- Conservation status: Least Concern (IUCN 3.1)

Scientific classification
- Kingdom: Animalia
- Phylum: Chordata
- Class: Actinopterygii
- Order: Lophiiformes
- Family: Antennariidae
- Genus: Lophiocharon
- Species: L. trisignatus
- Binomial name: Lophiocharon trisignatus (Richardson, 1844)
- Synonyms: Chironectes trisignatus Richardson, 1844 ; Antennarius trisignatus (Richardson, 1844) ; Antennarius urophthalmus Bleeker, 1851 ; Antennarius lindgreeni Bleeker, 1855 ; Antennarius asper Macleay, 1881 ; Lophiocharon broomensis Whitley, 1933 ;

= Lophiocharon trisignatus =

- Authority: (Richardson, 1844)
- Conservation status: LC

Species of fish

Lophiocharon trisignatus, the spot-tail anglerfish, rough anglerfish or three-spot frogfish, is a species of marine ray-finned fish belonging to the subfamily Histiophryninae in the family Antennariidae, the frogfishes. This fish is found in the Indo-Pacific region.

==Taxonomy==
Lophiocharon trisignatus was first formally described as Chironectes trisignatus by the Scottish naval surgeon, Arctic explorer and naturalist John Richardson in the Ichthyology of the voyage of H.M.S. Erebus & Terror :under the command of Captain Sir James Clark Ross, R.N., F.R.S., with its type locality given as Broome, Western Australia.
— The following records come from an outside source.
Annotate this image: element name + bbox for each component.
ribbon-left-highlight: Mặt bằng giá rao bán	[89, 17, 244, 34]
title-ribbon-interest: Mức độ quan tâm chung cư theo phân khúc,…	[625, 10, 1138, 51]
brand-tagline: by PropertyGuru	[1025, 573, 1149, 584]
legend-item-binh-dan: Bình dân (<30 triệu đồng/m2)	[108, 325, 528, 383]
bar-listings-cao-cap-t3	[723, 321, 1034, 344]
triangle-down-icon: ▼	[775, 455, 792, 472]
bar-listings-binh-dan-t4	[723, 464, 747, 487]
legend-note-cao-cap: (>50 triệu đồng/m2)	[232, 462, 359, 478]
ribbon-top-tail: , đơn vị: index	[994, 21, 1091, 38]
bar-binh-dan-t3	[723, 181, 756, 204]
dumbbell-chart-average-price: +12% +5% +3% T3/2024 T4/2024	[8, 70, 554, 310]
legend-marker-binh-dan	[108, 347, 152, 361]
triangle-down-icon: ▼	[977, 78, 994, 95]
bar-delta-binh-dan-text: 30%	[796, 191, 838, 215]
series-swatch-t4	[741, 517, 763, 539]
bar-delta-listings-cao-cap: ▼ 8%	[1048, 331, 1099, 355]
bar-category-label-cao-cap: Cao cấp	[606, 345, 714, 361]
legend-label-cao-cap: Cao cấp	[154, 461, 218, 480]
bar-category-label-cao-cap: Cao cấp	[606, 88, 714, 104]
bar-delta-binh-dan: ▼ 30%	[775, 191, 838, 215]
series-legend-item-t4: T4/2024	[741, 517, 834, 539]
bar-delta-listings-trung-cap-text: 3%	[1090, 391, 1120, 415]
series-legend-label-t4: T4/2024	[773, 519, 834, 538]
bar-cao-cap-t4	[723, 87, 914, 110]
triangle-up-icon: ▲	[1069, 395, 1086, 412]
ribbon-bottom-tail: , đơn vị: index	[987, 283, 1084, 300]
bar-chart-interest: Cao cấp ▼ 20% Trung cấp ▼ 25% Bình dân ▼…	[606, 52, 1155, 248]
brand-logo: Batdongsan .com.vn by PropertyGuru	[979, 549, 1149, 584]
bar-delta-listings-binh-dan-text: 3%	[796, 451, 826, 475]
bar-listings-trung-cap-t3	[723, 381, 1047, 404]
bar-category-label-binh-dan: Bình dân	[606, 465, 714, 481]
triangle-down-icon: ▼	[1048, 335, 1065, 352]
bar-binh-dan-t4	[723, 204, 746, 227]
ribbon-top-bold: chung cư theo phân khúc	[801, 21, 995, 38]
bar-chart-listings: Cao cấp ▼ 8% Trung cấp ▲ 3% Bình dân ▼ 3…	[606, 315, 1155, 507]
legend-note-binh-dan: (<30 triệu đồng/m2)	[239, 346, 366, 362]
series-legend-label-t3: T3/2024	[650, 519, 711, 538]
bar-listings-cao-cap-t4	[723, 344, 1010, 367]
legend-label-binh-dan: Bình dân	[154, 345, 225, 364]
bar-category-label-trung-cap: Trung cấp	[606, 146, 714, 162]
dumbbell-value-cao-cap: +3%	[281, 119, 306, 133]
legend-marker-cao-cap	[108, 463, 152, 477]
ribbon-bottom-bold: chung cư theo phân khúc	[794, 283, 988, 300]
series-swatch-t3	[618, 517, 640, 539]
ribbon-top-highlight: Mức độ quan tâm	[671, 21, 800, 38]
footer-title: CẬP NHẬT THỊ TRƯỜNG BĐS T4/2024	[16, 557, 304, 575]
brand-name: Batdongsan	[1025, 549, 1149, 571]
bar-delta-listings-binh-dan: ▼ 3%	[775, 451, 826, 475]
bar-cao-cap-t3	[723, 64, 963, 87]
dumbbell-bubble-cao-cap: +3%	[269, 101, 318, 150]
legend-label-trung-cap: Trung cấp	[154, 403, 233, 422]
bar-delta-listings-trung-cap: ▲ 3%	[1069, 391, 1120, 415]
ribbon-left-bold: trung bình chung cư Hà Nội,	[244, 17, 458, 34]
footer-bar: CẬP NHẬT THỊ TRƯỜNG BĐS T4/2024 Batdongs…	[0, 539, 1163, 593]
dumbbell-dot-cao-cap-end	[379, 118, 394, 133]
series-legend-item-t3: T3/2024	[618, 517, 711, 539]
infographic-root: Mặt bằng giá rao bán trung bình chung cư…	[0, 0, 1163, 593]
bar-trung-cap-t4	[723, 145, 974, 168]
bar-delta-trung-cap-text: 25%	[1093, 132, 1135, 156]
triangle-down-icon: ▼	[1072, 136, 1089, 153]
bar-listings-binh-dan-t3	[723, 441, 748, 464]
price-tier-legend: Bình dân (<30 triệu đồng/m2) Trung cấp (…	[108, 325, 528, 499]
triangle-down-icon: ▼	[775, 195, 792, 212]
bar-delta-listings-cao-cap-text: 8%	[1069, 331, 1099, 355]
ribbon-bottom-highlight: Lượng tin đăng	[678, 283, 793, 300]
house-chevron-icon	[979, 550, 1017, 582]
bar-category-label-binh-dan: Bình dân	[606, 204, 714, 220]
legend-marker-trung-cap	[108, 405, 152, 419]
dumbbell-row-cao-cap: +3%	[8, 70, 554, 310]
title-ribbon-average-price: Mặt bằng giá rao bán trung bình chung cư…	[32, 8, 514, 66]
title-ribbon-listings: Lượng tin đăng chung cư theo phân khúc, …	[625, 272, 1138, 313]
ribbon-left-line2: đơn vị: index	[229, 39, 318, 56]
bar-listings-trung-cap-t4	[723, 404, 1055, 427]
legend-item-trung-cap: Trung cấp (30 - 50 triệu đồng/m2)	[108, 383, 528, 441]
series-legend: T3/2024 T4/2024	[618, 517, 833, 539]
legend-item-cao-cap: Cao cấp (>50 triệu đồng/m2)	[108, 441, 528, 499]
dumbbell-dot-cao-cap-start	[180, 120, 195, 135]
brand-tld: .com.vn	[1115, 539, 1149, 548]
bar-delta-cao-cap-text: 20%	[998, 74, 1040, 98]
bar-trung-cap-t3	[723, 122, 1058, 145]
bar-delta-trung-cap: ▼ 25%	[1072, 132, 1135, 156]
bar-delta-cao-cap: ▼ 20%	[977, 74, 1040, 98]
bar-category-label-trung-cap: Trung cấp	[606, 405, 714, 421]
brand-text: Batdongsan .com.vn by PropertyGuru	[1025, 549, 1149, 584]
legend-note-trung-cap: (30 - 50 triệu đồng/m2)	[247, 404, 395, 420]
In 1933 Gilbert Percy Whitley described a new species of fish Lophiocharon broomensis, also from Broome, which he designated as the type species of a new monospecific genus, Lophiocharon. Whitley's L. broomensis is now considered to be a synonym of Richardson's C. trisignatus. Some authorities classify Lophiocharon in the subfamily Histiophryninae within the family Antennariidae., while others recognise it as the family Histiophrynidae. However, the 5th edition of Fishes of the World does not recognise subfamilies within the Antennariidae, classifying the family within the suborder Antennarioidei within the order Lophiiformes, the anglerfishes.

==Etymology==
Lophiocharon trisignatus has the genus name Lophiocharon, which Richardson did not explain. It is thought to be a combination of Lophius, the type genus of the order Lophiiformes, and may be being used as a general term for anglerfishes, with Charon, the ferryman who ferried the dead across the Styx. The specific name, trisin=gnatus means "marked three times", an allusion to the three spots on the sides of some specimens.

==Description==
Lophiocharon trisignatus has the second and third dorsal spines free of the skin and not hidden underneath it. All of the fin rays in the caudal fin are bifurcate. The skin has a covering of dermal denticles and the third dorsal spine is joined for more than a quarter of its length to the nape by a membrane or is connected to the soft dorsal fin by skin, and is connected to the second spine at its base. The caudal fin is typically marked with translucent ocelli between every second fin ray. The illicium, or fishing rod, is long and naked and is tipped with a large and complex esca, or lure. This fish does not have a caudal peduncle and the rear margins of the dorsal and anal fins are joined to thee base of the outermost fin rays of the caudal fin. The lobe of the pectoral fin resembles and arm and is widely connected to the body. The dorsal fin is supported by 12 or 13 soft rays while the anal fin contains between 6 and 8 soft rays. The spot-tail anglerfish has a maximum published standard length of 14.7 cm, making it the largest of the three Lophiocharon anglerfishes.

==Distribution and habitat==
Lophiocharon trisignatus is found in the Indo-Pacific region from Singapore east through Indonesia to the Philippines south to Australia. In Australia it ranges from Shark Bay in Western Australia north and east to Thursday Island in Queensland. It is found at depths between 2 and 52 m, although typically no deeper than 20 m, among coastal coral and rocky reefs, as well as under wharf pilings or amongst debris and rubble.

==Biology==
Lophiocharon trisignatus is a solitary fish. The illicium and esca are used to lure potential prey, typically small fishes, to within the striking distance of the large mouth. Frogfishes and anglerfishes are inefficient swimmers, and prefer to move around using their limb like pectoral fins to shuffle along the substrate. The female lays a cluster of eggs that the male broods, attching it to the side of his body. There may be as many as 650 large, <3 mm, round eggs in the cluster. The egg cluster may also serve to attract prey.